(Politica) La exit-Strategy del M5s a Roma. Fuggire finché si può

Non ci nascondiamo, il dire “Io ve l’avevo detto” da sempre soddisfazione e chi dice il contrario mente spudoratamente. Il Movimento 5 Stelle a Roma è spacciato e anche a livello nazionale il contraccolpo subito per la “sciatteria” politica con cui si è cercato di gestire il comune, ha spaventato anche le persone più fedeli al partito.

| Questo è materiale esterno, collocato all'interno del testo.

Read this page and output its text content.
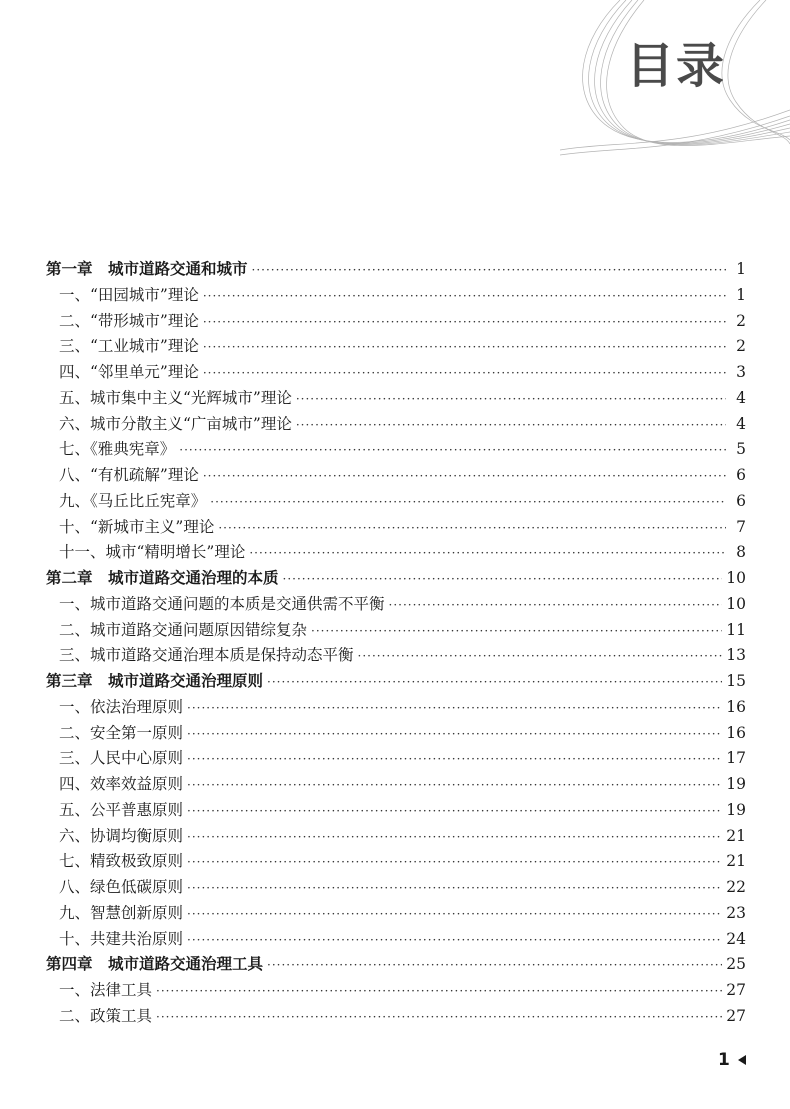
目录
第一章　城市道路交通和城市 ·····	1
一、“田园城市”理论 ·····	1
二、“带形城市”理论 ·····	2
三、“工业城市”理论 ·····	2
四、“邻里单元”理论 ·····	3
五、城市集中主义“光辉城市”理论 ·····	4
六、城市分散主义“广亩城市”理论 ·····	4
七、《雅典宪章》 ·····	5
八、“有机疏解”理论 ·····	6
九、《马丘比丘宪章》 ·····	6
十、“新城市主义”理论 ·····	7
十一、城市“精明增长”理论 ·····	8
第二章　城市道路交通治理的本质 ·····	10
一、城市道路交通问题的本质是交通供需不平衡 ·····	10
二、城市道路交通问题原因错综复杂 ·····	11
三、城市道路交通治理本质是保持动态平衡 ·····	13
第三章　城市道路交通治理原则 ·····	15
一、依法治理原则 ·····	16
二、安全第一原则 ·····	16
三、人民中心原则 ·····	17
四、效率效益原则 ·····	19
五、公平普惠原则 ·····	19
六、协调均衡原则 ·····	21
七、精致极致原则 ·····	21
八、绿色低碳原则 ·····	22
九、智慧创新原则 ·····	23
十、共建共治原则 ·····	24
第四章　城市道路交通治理工具 ·····	25
一、法律工具 ·····	27
二、政策工具 ·····	27
1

Il 3 Ottobre (notizia qui) il duopolio grillino è sceso a Roma per incontrare la Raggi ed i Kapò comunali per capire quale fosse la situazione, e dare delle disposizioni che fossero chiare ed inconfutabili “Qui comando io, voi siete nessuno..zitti o vi mando via…” (Leggi “Il Marchese del Grillo” )

Ma quale è la linea che Grillo vuole tenere nella capitale?

Il problema non è quanto si possa riuscire a fare qualcosa a Roma, ma quanto questo possa danneggiare l’immagine del M5s a livello nazionale per poter arrivare a vincere le elezioni.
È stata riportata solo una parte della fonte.